7. Results reveal that theta oscillation phase, but not power, has a relationship to licking behavior. Can the authors describe the functional significance of phase coordination vs. power changes in these cortical networks? And speculate on why phase alignment appears to be a more important measure than differences in power? Relatedly, are these oscillations thought to be locally generated within the MFC or OFC networks?

8. Pp. 27, lines 479-481: Please explicitly describe the ways in which the present data support the hypothesis that the MFC represents action-outcome relationships, while the OFC represents stimulus-outcome relationships.

https://doi.org/10.7554/eLife.63372.sa1

Author response

Essential revisions:

1. First, there were questions about the methods used to analyze behavior on the interleaved blocks. It appears that the rodents made nearly twice as many licks in the blocked versus interleaved context, yet the lick rates are largely equivalent, with the timing of the task conditions fixed to 3 minutes (i.e. Figure 5A vs. B). This suggests there must be some differences in timing that lead to this result. Please clarify.

In some experiments, imbalances were apparent in measures of total licks and lick rate. This was due in part to our only calculating inter-lick intervals that were less than 1 second and consisted of runs of at least 2 consecutive licks. As a result, some licks that were detected were not included in the quantitative measures of lick rate (e.g. two licks that occur 15 seconds apart from each other). Isolated licks occur in the behavioral design used in our studies when rats sample fluid from the spout during periods when low value fluid is available and then do not engage in persistent licking.
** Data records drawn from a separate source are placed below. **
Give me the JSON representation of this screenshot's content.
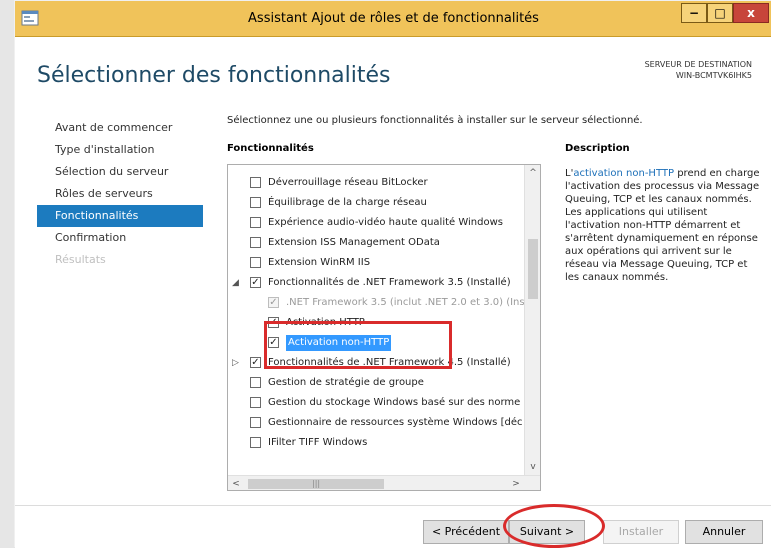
{
  "window": {
    "title": "Assistant Ajout de rôles et de fonctionnalités",
    "minimize_label": "−",
    "maximize_label": "□",
    "close_label": "x"
  },
  "page": {
    "title": "Sélectionner des fonctionnalités",
    "destination_label": "SERVEUR DE DESTINATION",
    "destination_server": "WIN-BCMTVK6IHK5"
  },
  "nav": {
    "items": [
      {
        "label": "Avant de commencer",
        "state": "normal"
      },
      {
        "label": "Type d'installation",
        "state": "normal"
      },
      {
        "label": "Sélection du serveur",
        "state": "normal"
      },
      {
        "label": "Rôles de serveurs",
        "state": "normal"
      },
      {
        "label": "Fonctionnalités",
        "state": "active"
      },
      {
        "label": "Confirmation",
        "state": "normal"
      },
      {
        "label": "Résultats",
        "state": "disabled"
      }
    ]
  },
  "main": {
    "intro": "Sélectionnez une ou plusieurs fonctionnalités à installer sur le serveur sélectionné.",
    "features_header": "Fonctionnalités",
    "description_header": "Description"
  },
  "features": [
    {
      "label": "Déverrouillage réseau BitLocker",
      "checked": false
    },
    {
      "label": "Équilibrage de la charge réseau",
      "checked": false
    },
    {
      "label": "Expérience audio-vidéo haute qualité Windows",
      "checked": false
    },
    {
      "label": "Extension ISS Management OData",
      "checked": false
    },
    {
      "label": "Extension WinRM IIS",
      "checked": false
    },
    {
      "label": "Fonctionnalités de .NET Framework 3.5 (Installé)",
      "checked": true,
      "expander": "◢"
    },
    {
      "label": ".NET Framework 3.5 (inclut .NET 2.0 et 3.0) (Ins",
      "checked": true
    },
    {
      "label": "Activation HTTP",
      "checked": true
    },
    {
      "label": "Activation non-HTTP",
      "checked": true
    },
    {
      "label": "Fonctionnalités de .NET Framework 4.5 (Installé)",
      "checked": true,
      "expander": "▷"
    },
    {
      "label": "Gestion de stratégie de groupe",
      "checked": false
    },
    {
      "label": "Gestion du stockage Windows basé sur des norme",
      "checked": false
    },
    {
      "label": "Gestionnaire de ressources système Windows [déc",
      "checked": false
    },
    {
      "label": "IFilter TIFF Windows",
      "checked": false
    }
  ],
  "description": {
    "prefix": "L'",
    "link": "activation non-HTTP",
    "body": " prend en charge l'activation des processus via Message Queuing, TCP et les canaux nommés. Les applications qui utilisent l'activation non-HTTP démarrent et s'arrêtent dynamiquement en réponse aux opérations qui arrivent sur le réseau via Message Queuing, TCP et les canaux nommés."
  },
  "buttons": {
    "previous": "< Précédent",
    "next": "Suivant >",
    "install": "Installer",
    "cancel": "Annuler"
  },
  "scroll": {
    "up": "^",
    "down": "v",
    "left": "<",
    "right": ">",
    "grip": "|||"
  },
  "colors": {
    "titlebar": "#f0c35a",
    "accent": "#1c7bbf",
    "annotation": "#d92b2b"
  }
}
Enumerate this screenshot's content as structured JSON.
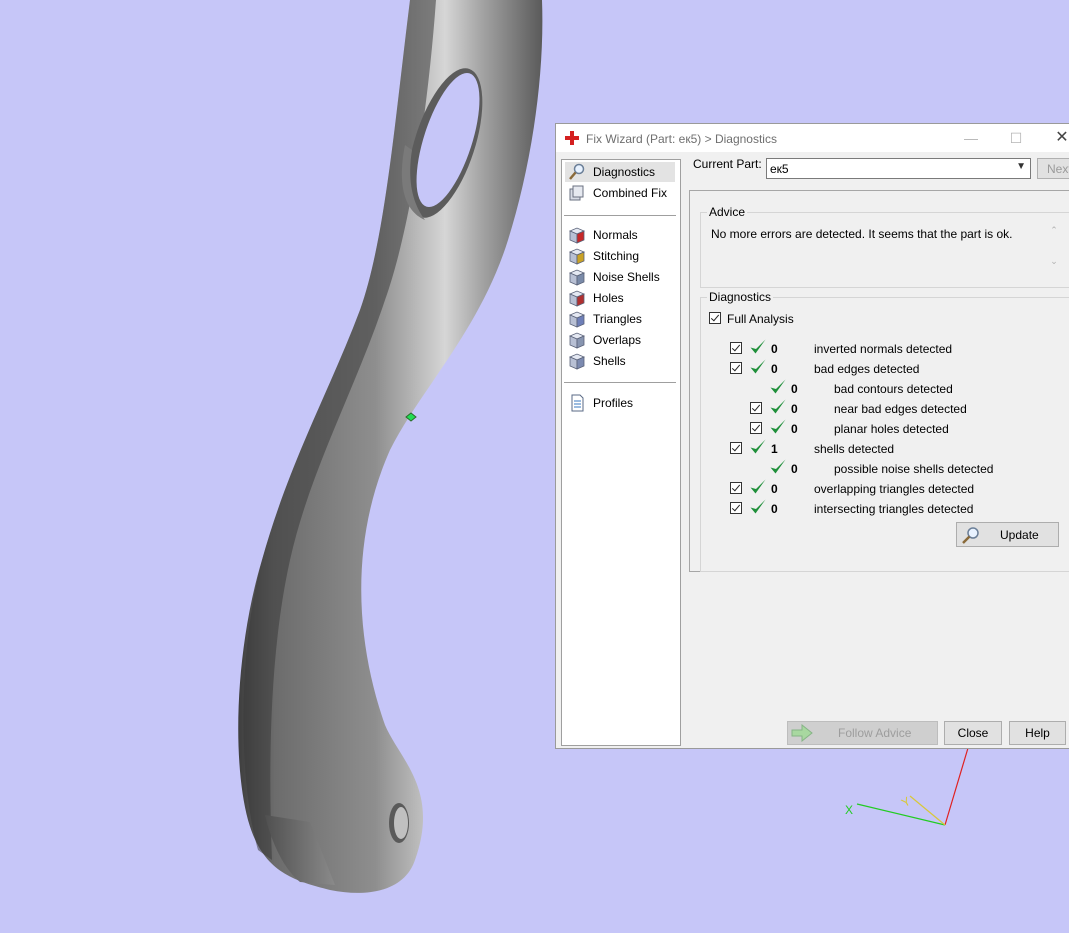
{
  "dialog": {
    "title": "Fix Wizard (Part: ек5) > Diagnostics",
    "current_part_label": "Current Part:",
    "current_part_value": "ек5",
    "next_label": "Next",
    "advice": {
      "title": "Advice",
      "text": "No more errors are detected. It seems that the part is ok."
    },
    "diagnostics": {
      "title": "Diagnostics",
      "full_analysis_label": "Full Analysis",
      "full_analysis_checked": true,
      "rows": [
        {
          "checkbox": true,
          "count": "0",
          "label": "inverted normals detected",
          "indent": 0
        },
        {
          "checkbox": true,
          "count": "0",
          "label": "bad edges detected",
          "indent": 0
        },
        {
          "checkbox": false,
          "count": "0",
          "label": "bad contours detected",
          "indent": 1
        },
        {
          "checkbox": true,
          "count": "0",
          "label": "near bad edges detected",
          "indent": 1
        },
        {
          "checkbox": true,
          "count": "0",
          "label": "planar holes detected",
          "indent": 1
        },
        {
          "checkbox": true,
          "count": "1",
          "label": "shells detected",
          "indent": 0
        },
        {
          "checkbox": false,
          "count": "0",
          "label": "possible noise shells detected",
          "indent": 1
        },
        {
          "checkbox": true,
          "count": "0",
          "label": "overlapping triangles detected",
          "indent": 0
        },
        {
          "checkbox": true,
          "count": "0",
          "label": "intersecting triangles detected",
          "indent": 0
        }
      ],
      "update_label": "Update"
    },
    "buttons": {
      "follow_advice": "Follow Advice",
      "close": "Close",
      "help": "Help"
    }
  },
  "sidebar": {
    "groups": [
      [
        {
          "label": "Diagnostics",
          "icon": "magnifier-icon",
          "selected": true
        },
        {
          "label": "Combined Fix",
          "icon": "combined-fix-icon",
          "selected": false
        }
      ],
      [
        {
          "label": "Normals",
          "icon": "normals-cube-icon",
          "selected": false
        },
        {
          "label": "Stitching",
          "icon": "stitching-cube-icon",
          "selected": false
        },
        {
          "label": "Noise Shells",
          "icon": "noise-shells-cube-icon",
          "selected": false
        },
        {
          "label": "Holes",
          "icon": "holes-cube-icon",
          "selected": false
        },
        {
          "label": "Triangles",
          "icon": "triangles-cube-icon",
          "selected": false
        },
        {
          "label": "Overlaps",
          "icon": "overlaps-cube-icon",
          "selected": false
        },
        {
          "label": "Shells",
          "icon": "shells-cube-icon",
          "selected": false
        }
      ],
      [
        {
          "label": "Profiles",
          "icon": "document-icon",
          "selected": false
        }
      ]
    ]
  },
  "axes": {
    "x": "X",
    "y": "Y",
    "x_color": "#22cc22",
    "y_color": "#d8c838",
    "z_color": "#e02020"
  },
  "colors": {
    "viewport_background": "#c6c6f8",
    "check_green": "#1f8f3a"
  }
}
“Total licks and lick rate are therefore distinct measures and will not always be coupled, especially because licks occur in bursts. Rats strongly engage when the higher value fluid is available in the blocked condition and alternatively will lick more sporadically and will default to sampling the fluid and not maintain engagement when the low value fluid is available. […] Why this happened is not clear, but one interpretation is that rats are not suppressing or sampling the options anymore in the interleaved portion but are instead maintaining engagement in the task during the interleaved portion of the task when reward identity is unpredictable.”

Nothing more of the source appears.